In a 2014 interview with New Asian Writing you said, “It took me two years to write a bad novel, eight years to get over it, and then three to write another one.” Would you talk a little a little about the long period of recovering, so to speak, from the bad novel? What helped you get over it?
I travelled and read more and played bass and vowed never to write again. And then in my 30s the idea of a forgotten left-arm spin bowler came to me and I felt qualified to attempt writing it.

Like Chinaman, this new novel is also in some ways a detective story. What attracts you to this genre?
Not sure that I know. Maybe it’s the challenge of setting up an unsolvable puzzle and then chipping away at a solution to it. It’s also a structure that allows you to go wherever you please and interview different suspects. In that case, it was drunks and cricketers. In this instance, it was ghosts and mercenaries.

The afterlife that Malinda encounters has many complex facets. There are no easy answers up there. Would you walk us through how you built that world?
It was tough. Watched horror movies, read philosophy, consulted religious texts, talked to clairvoyants and in the end realised that no one really knows anything about the afterlife. So I was free to make up my own version, provided it didn’t contradict theories that we were familiar with and its own logic.

The only afterlife that made sense to me was one that was as disorganised as real life. So I began with the premise that the universe was a bureaucracy and god was on indefinite leave. It seemed to offer the right amount of comedy and tragedy for me to play with.

One of the aspects that drew me in was Malinda’s differing equations with those still alive.
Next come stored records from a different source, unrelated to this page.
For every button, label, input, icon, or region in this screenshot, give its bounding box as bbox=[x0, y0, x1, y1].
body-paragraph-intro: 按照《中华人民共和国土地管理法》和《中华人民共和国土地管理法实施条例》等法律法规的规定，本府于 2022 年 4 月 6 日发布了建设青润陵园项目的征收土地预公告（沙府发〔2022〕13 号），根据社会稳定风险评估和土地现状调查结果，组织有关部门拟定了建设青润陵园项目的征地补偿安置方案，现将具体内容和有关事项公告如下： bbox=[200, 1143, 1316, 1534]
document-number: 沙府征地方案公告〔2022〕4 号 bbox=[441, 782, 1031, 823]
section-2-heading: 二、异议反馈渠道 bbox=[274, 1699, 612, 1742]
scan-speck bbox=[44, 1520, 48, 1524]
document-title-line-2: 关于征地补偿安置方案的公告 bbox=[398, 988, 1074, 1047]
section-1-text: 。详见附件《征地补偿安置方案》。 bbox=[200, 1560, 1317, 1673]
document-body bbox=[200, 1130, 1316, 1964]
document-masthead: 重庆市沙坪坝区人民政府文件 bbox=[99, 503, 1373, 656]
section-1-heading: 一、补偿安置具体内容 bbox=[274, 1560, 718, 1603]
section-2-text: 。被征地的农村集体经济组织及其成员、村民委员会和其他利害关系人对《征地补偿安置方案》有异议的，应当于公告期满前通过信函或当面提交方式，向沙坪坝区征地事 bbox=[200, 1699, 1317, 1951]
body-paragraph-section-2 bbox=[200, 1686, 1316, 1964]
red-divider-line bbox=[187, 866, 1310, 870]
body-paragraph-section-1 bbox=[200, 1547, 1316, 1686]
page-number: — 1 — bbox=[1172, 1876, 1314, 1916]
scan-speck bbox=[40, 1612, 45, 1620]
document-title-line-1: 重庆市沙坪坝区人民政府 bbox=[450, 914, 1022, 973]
He’s believably, compellingly human. Was he a challenging protagonist to write?
Yes, he was. Until I got to know him that is. And I only got to know him through his relationships and once I understood those, I was able to figure out how a nihilist, atheist, hedonist man would react to finding himself dead.

A recurring image in the novel is the “happy pill.” At one point, it’s even revealed that the “happy pill” is dispensed by a psychiatrist. I wonder if you could talk about how this particular image became a part of your story?
There’s a great sadness to all the characters and each has their own unique way to escape. For Maali it was sex, for his mother it was gin, for his boyfriend DD it was saving the planet, and for his girlfriend Jaki, it was the happy pill.

Even in the afterlife, there is the concept of a drink you take to forget your sins and forgive those who wronged you. I think as humans we like the idea of a quick, albeit temporary fix to all our problems. However unrealistic that fantasy.

I read that Chats went through many, many rounds of drafting and edits. Was there a significant moment at which you realised the manuscript was finally coming together?
I still don’t think it’s done. There are a few things I’d alter if they let me at it one more time.